Paralelamente, temos trabalhado junto às plataformas que operacionalizam as redes sociais, um universo em que a falta de controle ou o controle insuficiente encoraja a disseminação do discurso de ódio. Recentemente, obtivemos uma importante vitória nesta luta contra a desinformação. A Meta, controladora do Facebook, Instagram, Messenger e WhatsApp, atualizou seu Fórum de Políticas no que se refere ao uso do termo “sionista(s)”. A partir de sua implementação, passará a remover mensagens e discursos que usarem essa expressão para se referir a judeus e israelenses com comparações desumanizantes ou negações de seu direito de existência. A Meta disse que removerá conteúdos que ataquem os “sionistas” quando, em vez de fazerem referência a esse movimento político, estiverem gerando estereótipos antissemitas, como alegações de que eles governam o mundo ou controlam a mídia.
Na qualidade de comissário da OEA para o Monitoramento e Combate ao Antissemitismo, uma de minhas tarefas é abastecer a sociedade, as autoridades e os governos com informações que ajudem a construir políticas públicas capazes de frear esse crescimento preocupante de demonstrações de ódio aos judeus.
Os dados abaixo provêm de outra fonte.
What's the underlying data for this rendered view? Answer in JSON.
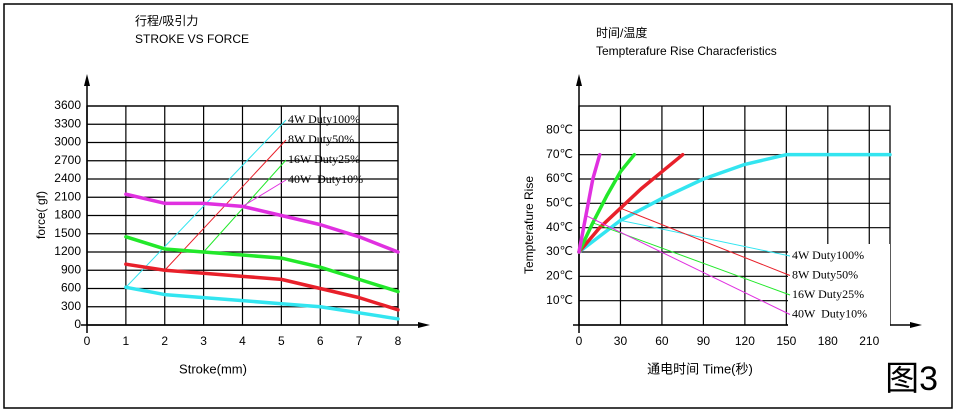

O senhor acredita que o Brasil pode colaborar para a paz entre israelenses e palestinos e minorar o impacto e a divisão no tecido social brasileiro entre as duas comunidades?
FL: Acredito que sim. Um de nossos principais ativos, até para a formulação e execução de nossa política externa, tem sido a boa convivência, no Brasil, entre as comunidades judaica e árabe locais. O Brasil tem um histórico relevante na região, desde o papel de Oswaldo Aranha como presidente da Assembleia das Nações Unidas que decidiu pela Partilha da Palestina, em 1947, até a participação em Missões de Paz, o que constitui um ativo a ser preservado. A não importação do conflito para o interior da sociedade brasileira deve ser uma conduta básica.
A sociedade brasileira é plural nas suas origens, sua composição e nos seus desdobramentos históricos. Foi nesse pano de fundo que a Constituição positivou a diretriz de consagrar, como um dos objetivos do país, a construção de uma sociedade fraterna, pluralista e sem preconceitos de qualquer natureza e que, nas suas relações internacionais, coerentemente se rege pela solução pacífica de controvérsias, de cooperação e do repúdio ao terrorismo e ao racismo. Assim, a importação do conflito para o interior da sociedade brasileira se contrapõe tanto ao espírito e à letra da Constituição, como à manutenção do soft power do país na vida internacional.
[A] importação do conflito para o interior da sociedade brasileira se contrapõe tanto ao espírito e à letra da Constituição, como à manutenção do soft power do país na vida internacional.
Qual seria a sua mensagem para a comunidade árabe e palestina no Brasil?
FL: O Brasil tem sido um exemplo de país onde a coexistência pacífica se mostra possível. Somos um país – assim como outros em nosso continente – formado por uma vasta e valiosa diversidade, no qual, apesar de termos origens e costumes diferentes, vivemos uma vida de paz, de respeito e de tolerância. Desejamos sempre que cada comunidade esteja segura e possa prosperar. Juntas, as comunidades podem ser ótimas parceiras na construção de uma sociedade mais democrática e mais harmônica.
Entrevista enviada por mídia escrita em 30 de julho de 2024.